Ten central agencies have been authorised by the centre to intercept information from any computer, a move that set off a political storm on Friday with the opposition accusing the government of trying to create a "surveillance state".
But the Centre said the rules for intercepting and monitoring computer data were framed in 2009 when the Congress-led UPA was in power and its new order only notified the designated authority which can carry out such action.
According to the order, the subscriber or service provider or any person in charge of the computer resource will be bound to extend all facilities and technical assistance to the agencies. Failing to do so will invite a seven-year imprisonment and a fine.

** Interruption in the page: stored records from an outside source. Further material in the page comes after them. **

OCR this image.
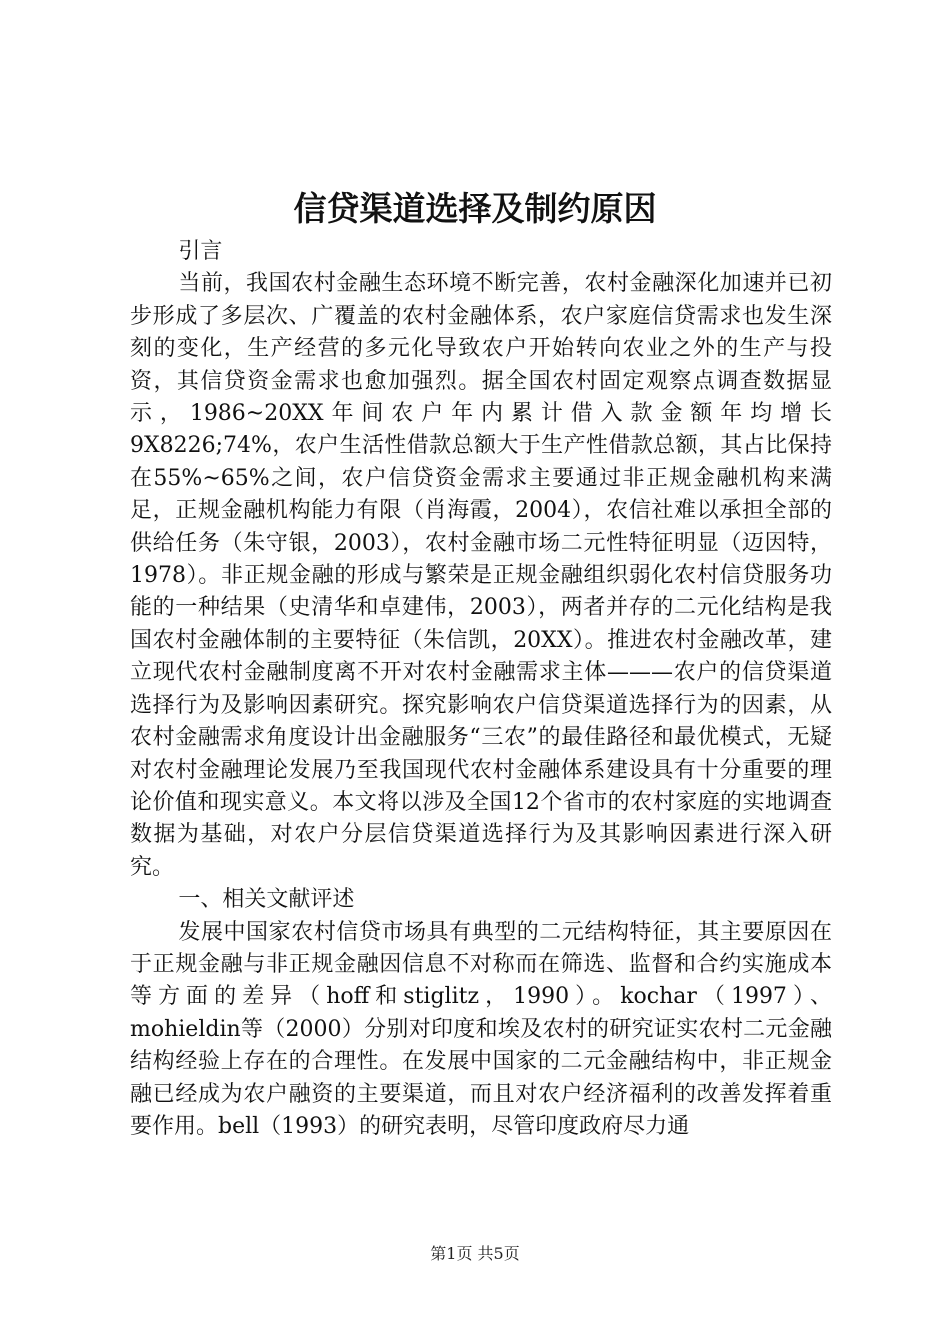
信贷渠道选择及制约原因

引言

当前，我国农村金融生态环境不断完善，农村金融深化加速并已初步形成了多层次、广覆盖的农村金融体系，农户家庭信贷需求也发生深刻的变化，生产经营的多元化导致农户开始转向农业之外的生产与投资，其信贷资金需求也愈加强烈。据全国农村固定观察点调查数据显示，1986~20XX年间农户年内累计借入款金额年均增长9X8226;74%，农户生活性借款总额大于生产性借款总额，其占比保持在55%~65%之间，农户信贷资金需求主要通过非正规金融机构来满足，正规金融机构能力有限（肖海霞，2004），农信社难以承担全部的供给任务（朱守银，2003），农村金融市场二元性特征明显（迈因特，1978）。非正规金融的形成与繁荣是正规金融组织弱化农村信贷服务功能的一种结果（史清华和卓建伟，2003），两者并存的二元化结构是我国农村金融体制的主要特征（朱信凯，20XX）。推进农村金融改革，建立现代农村金融制度离不开对农村金融需求主体———农户的信贷渠道选择行为及影响因素研究。探究影响农户信贷渠道选择行为的因素，从农村金融需求角度设计出金融服务“三农”的最佳路径和最优模式，无疑对农村金融理论发展乃至我国现代农村金融体系建设具有十分重要的理论价值和现实意义。本文将以涉及全国12个省市的农村家庭的实地调查数据为基础，对农户分层信贷渠道选择行为及其影响因素进行深入研究。

一、相关文献评述

发展中国家农村信贷市场具有典型的二元结构特征，其主要原因在于正规金融与非正规金融因信息不对称而在筛选、监督和合约实施成本等方面的差异（hoff和stiglitz，1990）。kochar（1997）、mohieldin等（2000）分别对印度和埃及农村的研究证实农村二元金融结构经验上存在的合理性。在发展中国家的二元金融结构中，非正规金融已经成为农户融资的主要渠道，而且对农户经济福利的改善发挥着重要作用。bell（1993）的研究表明，尽管印度政府尽力通

第1页 共5页
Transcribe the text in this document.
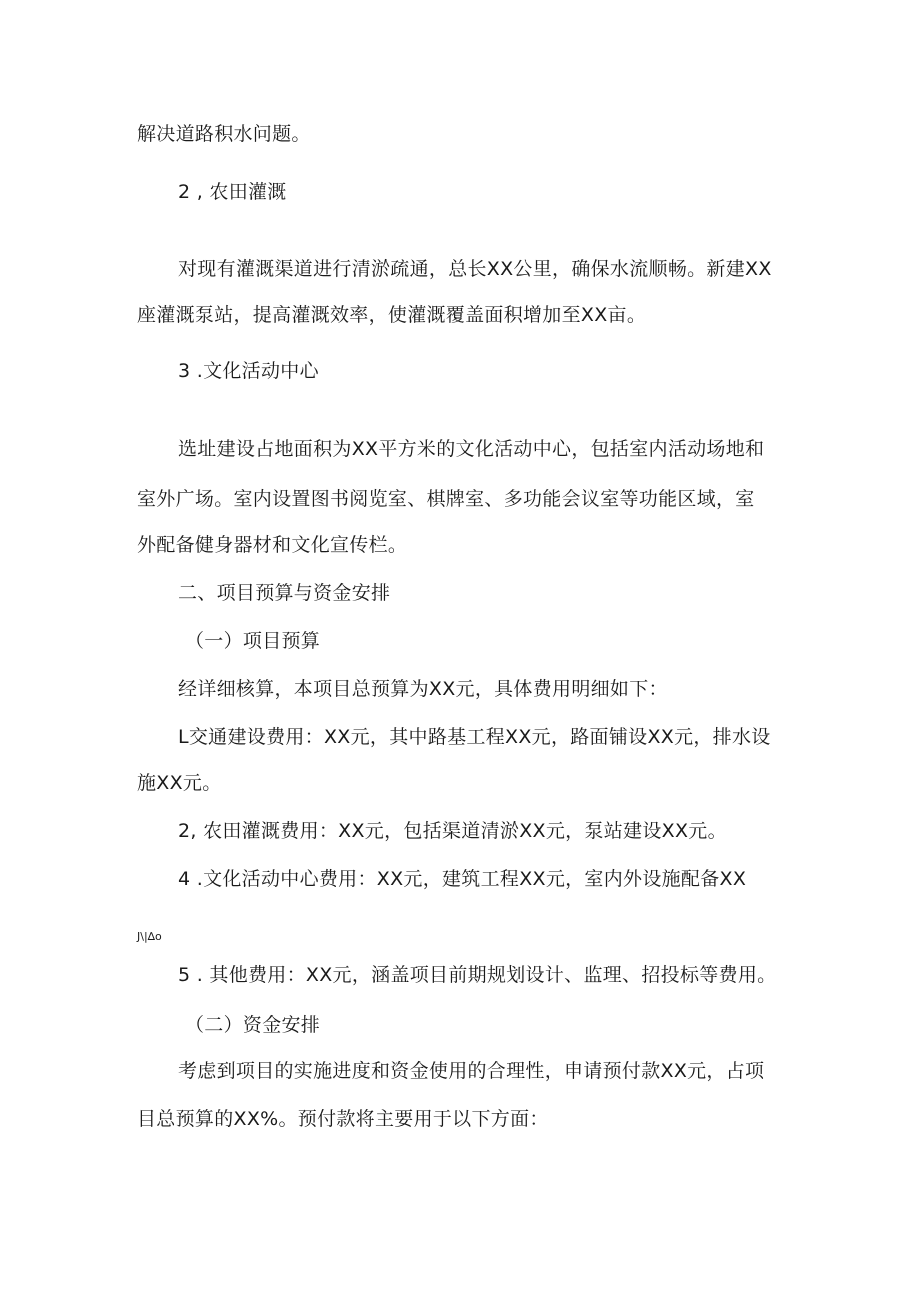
解决道路积水问题。
2 , 农田灌溉
对现有灌溉渠道进行清淤疏通，总长XX公里，确保水流顺畅。新建XX
座灌溉泵站，提高灌溉效率，使灌溉覆盖面积增加至XX亩。
3 .文化活动中心
选址建设占地面积为XX平方米的文化活动中心，包括室内活动场地和
室外广场。室内设置图书阅览室、棋牌室、多功能会议室等功能区域，室
外配备健身器材和文化宣传栏。
二、项目预算与资金安排
（一）项目预算
经详细核算，本项目总预算为XX元，具体费用明细如下：
L交通建设费用：XX元，其中路基工程XX元，路面铺设XX元，排水设
施XX元。
2, 农田灌溉费用：XX元，包括渠道清淤XX元，泵站建设XX元。
4 .文化活动中心费用：XX元，建筑工程XX元，室内外设施配备XX
J\|∆o
5 . 其他费用：XX元，涵盖项目前期规划设计、监理、招投标等费用。
（二）资金安排
考虑到项目的实施进度和资金使用的合理性，申请预付款XX元，占项
目总预算的XX%。预付款将主要用于以下方面：
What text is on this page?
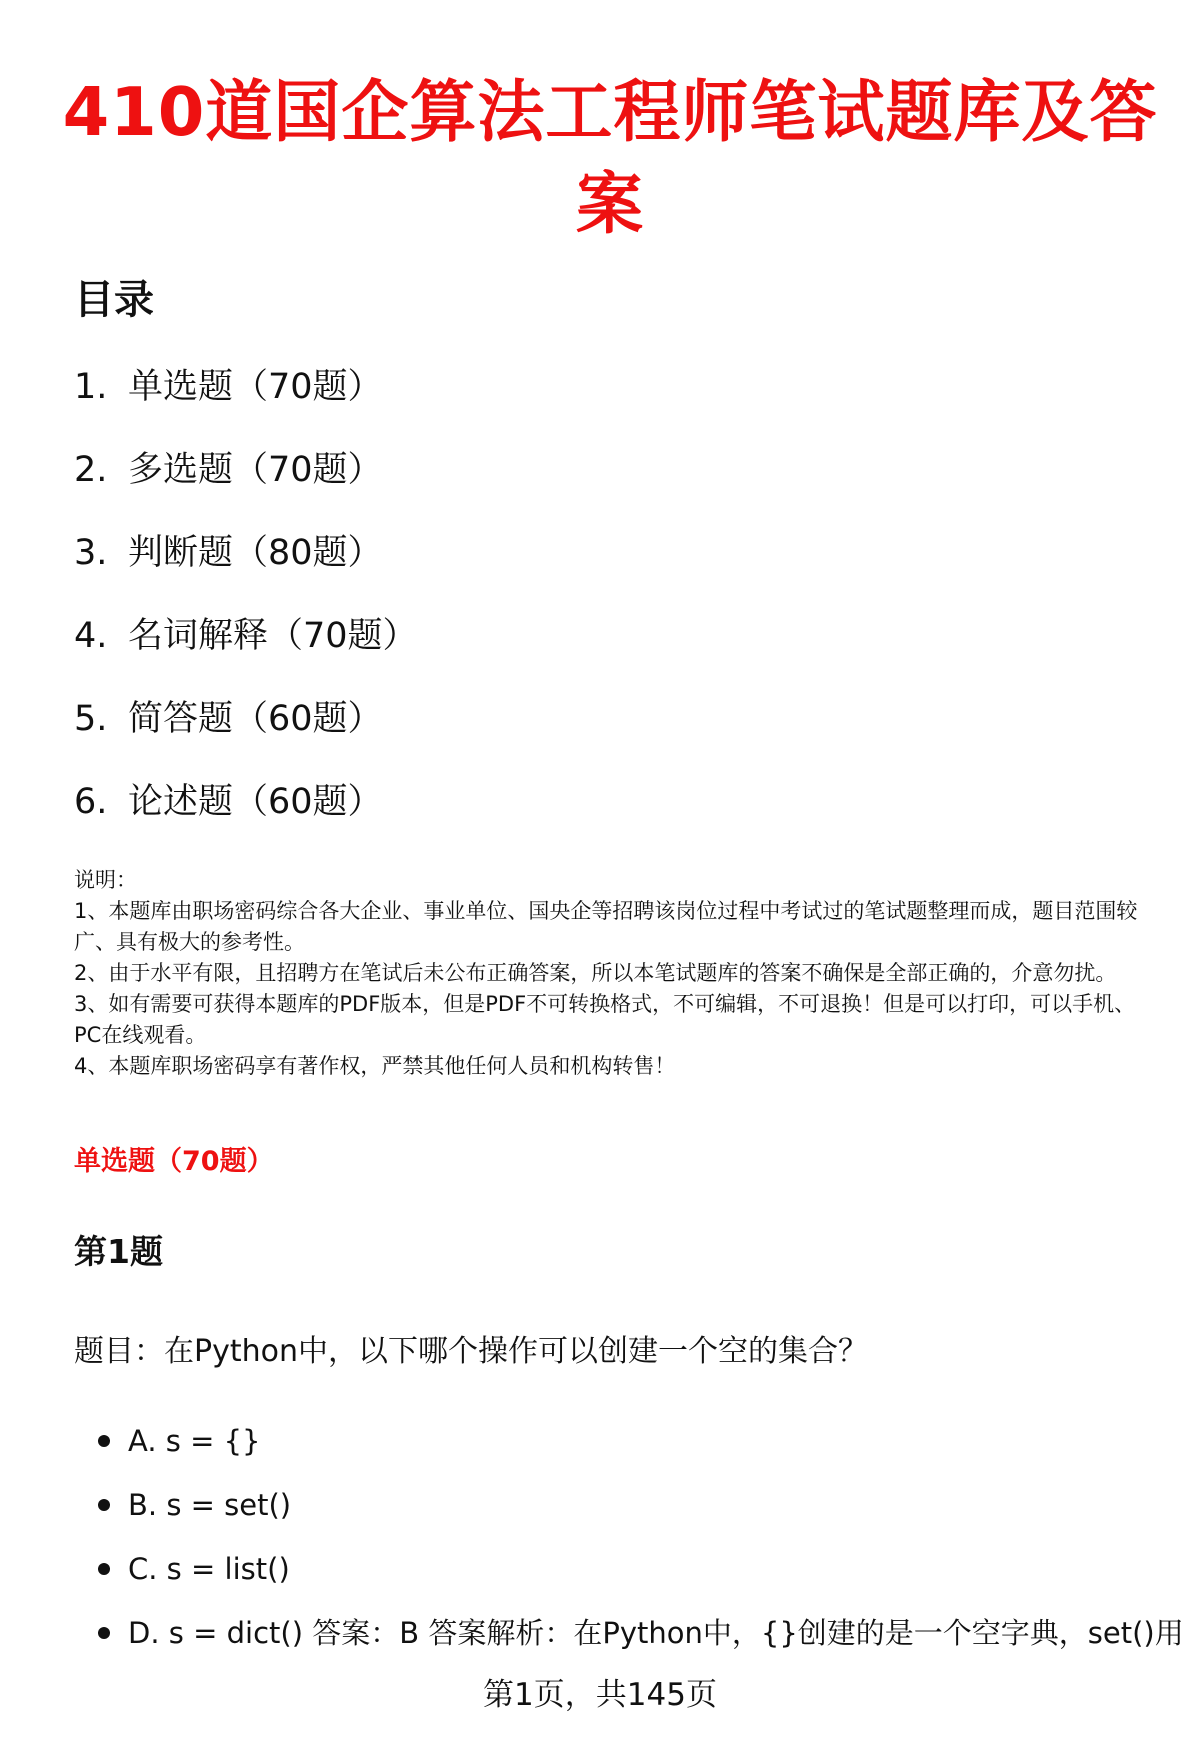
410道国企算法工程师笔试题库及答案
目录
1. 单选题（70题）
2. 多选题（70题）
3. 判断题（80题）
4. 名词解释（70题）
5. 简答题（60题）
6. 论述题（60题）

说明：

1、本题库由职场密码综合各大企业、事业单位、国央企等招聘该岗位过程中考试过的笔试题整理而成，题目范围较广、具有极大的参考性。

2、由于水平有限，且招聘方在笔试后未公布正确答案，所以本笔试题库的答案不确保是全部正确的，介意勿扰。

3、如有需要可获得本题库的PDF版本，但是PDF不可转换格式，不可编辑，不可退换！但是可以打印，可以手机、PC在线观看。

4、本题库职场密码享有著作权，严禁其他任何人员和机构转售！

单选题（70题）
第1题

题目：在Python中，以下哪个操作可以创建一个空的集合？

A. s = {}
B. s = set()
C. s = list()
D. s = dict() 答案：B 答案解析：在Python中，{}创建的是一个空字典，set()用
第1页，共145页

The central agencies authorised by the government are Intelligence Bureau, Narcotics Control Bureau, Enforcement Directorate, Central Board of Direct Taxes, Directorate of Revenue Intelligence, Central Bureau of Investigation, National Investigation Agency, Cabinet Secretariat (R&AW), Directorate of Signal Intelligence (for service areas of Jammu & Kashmir, Northeast and Assam only) and Commissioner of Police, Delhi.
The government has authorised 10 government agencies to intercept. Monitor or decrypt "any information" in "any computer" according to the notification, the subscriber or service provider or any person in charge of the computer resource is bound to extend all facilities and technical assistance to the agencies.
Narendra Taneja, spokesperson, BJP; N S Nappinai, cyber law specialist; Sanjay Jha spokesperson, Congress; Tathagata Satpathy, MP-Lok Sabha; ML Sharma former special director, CBI; Mahua Moitra, leader, TMC and Gopal Sankaranarayanan, advocate, discuss the issue and its implication on right to privacy.
It was just to make it clear that only these 10 central agencies can intercept information from any computer, said Taneja.
"There is nothing new in it. It is the same what was brought in by the Congress party," he said.
The truth is that if you look at the political intentions of the government you tend to get worried, Sanjay Jha said. "This is the same government that went to the Supreme Court and said that we don’t have a right to privacy as a fundamental right and the fact that we don’t even have a right to our bodies so that tells you that where this government is clearly coming from," he said.
N S Nappinai said, "As a citizen, as a practitioner, I wouldn’t want surveillance by the state. Is this order really creating a surveillance state or emphasising it or increasing the possibility of the surveillance state I don’t really think so. I think it is more about the interpretation of it and that interpretation is layered possibly to suite each person’s perception. My take on this is very simple that section 69 provision was already there."
Section 69 was amended in 2009 and rules were framed there under for interception and encryption etc. so it is not a new thing, said ML Sharma.
"This encryption of computer resource can be made only for five specific purposes – sovereignty and integrity of India, defense, security of states, Friendly relation for states, public order and prevention of crime. These are the only areas which can be targeted under this law. So some of the speakers were saying that your private conversation can be tapped, no it is not that,” Sharma said.